Network managers don’t really know what kinds of service level agreements they can get from telecommunication service providers, and when they do know what they can get, they aren’t terribly interested in more than a guarantee that the network will keep working, according to a study released Thursday.
Participants “really had a hard time” giving specifics about network uptime guarantees or SLA (Service Level Agreement) features, when researchers from Sage Research Inc. in Natick, Mass., pressed 15 network managers in two online focus groups, said Jared Huizenga, a senior market research analyst at Sage.
“Part of it is that SLAs have been around for quite a while, but only in the last few years has there been any emphasis on them,” he said. Many companies established their SLAs before service providers began touting guarantees as a marketing tool, and older SLAs aren’t reviewed with frequency, he said.
Having a service level agreement, and understanding what’s in it, are two different things, though, an analyst from another firm said.
“These can be really protracted legal negotiations,” said Paul Bugala, a senior analyst at research firm International Data Corp. The executives making the agreements are often not the same people involved in the day-to-day operation of the network, leaving an information gap between the negotiators and the network managers.
Cynicism deepens when network managers have no way to judge whether or not a service provider is keeping up their end of the bargain, he said. “There is not enough information about how the service provider is delivering the service,” he said. “There’s a curtain … what has to be clear to a customer is a guarantee about latency, or throughput.”

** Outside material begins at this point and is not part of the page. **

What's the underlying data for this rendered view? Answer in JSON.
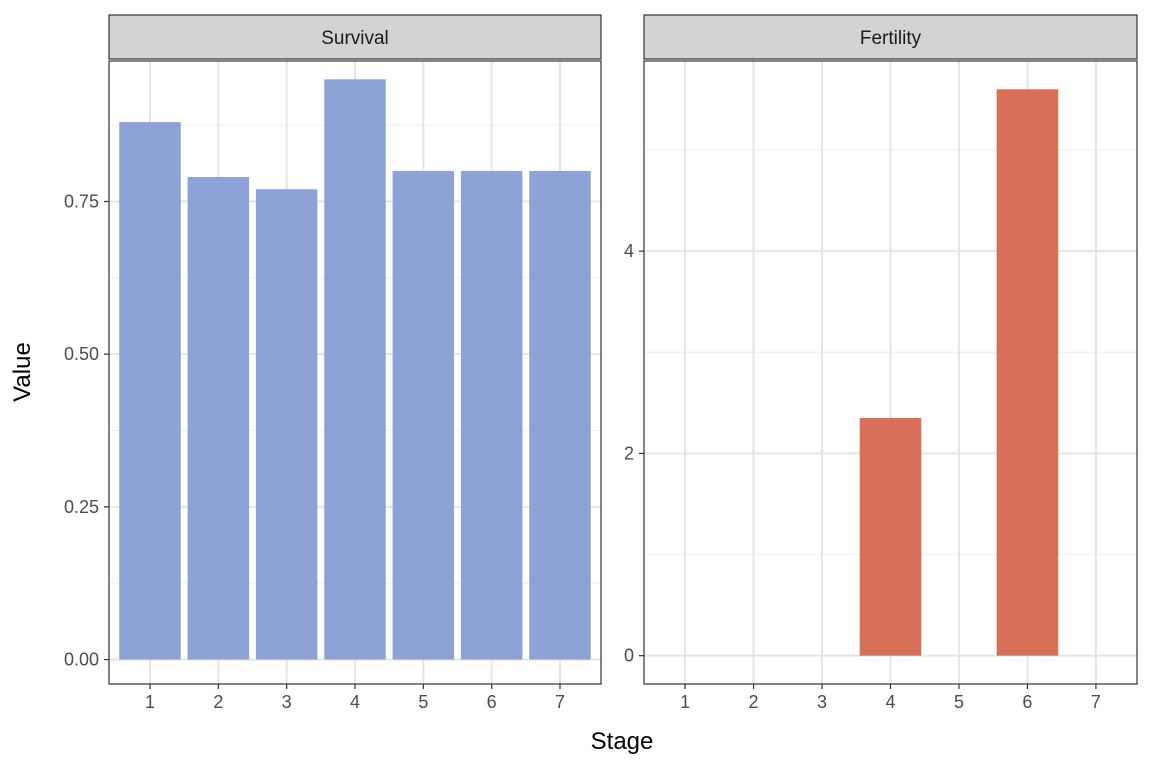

Larger customers tend to have the in-house resources to monitor their agreements, but smaller organizations do not. And making service providers come through on the contract usually requires the customer to provide evidence of service failure.
“Most people are satisfied, but they may not have seen significant downtime, or didn’t realize that their SLA had been broken,” Huizenga said.
When asked to rate the most important elements of a service level agreement, network managers in the study chose guaranteed availability and uptime as most important, over other seemingly important service issues like latency guarantees, packet loss guarantees, and notification time for security breaches.
“What people were saying is that as long as the network was up, it’s OK,” Huizenga said. “If the end user within the company isn’t experiencing downtime … then the organization is going to say it doesn’t matter, that maybe it’s not such a big deal.”
Network availability may also rate highly on network managers’ lists because it’s obvious to check. If the network is down, then the SLA is broken.
While guaranteed quality of service may be broadly attractive, particularly to companies making money from their Web sites, service providers aren’t paying the same level of attention to every SLA customer.
“Service level agreements are really geared on this 80-20 metric, where 20 per cent of the customers make up 80 per cent of the revenue,” Bugala said. “People on the smaller end are very cynical about SLAs. They see them as a marketing tool.”
With most of the revenue from SLAs coming from a select group of first-class customers, network managers on the low end of the totem pole may feel that service providers are not quite willing to step up to bat for their customers.
The rest of the pack is left behind to fend for themselves,” said Bugala.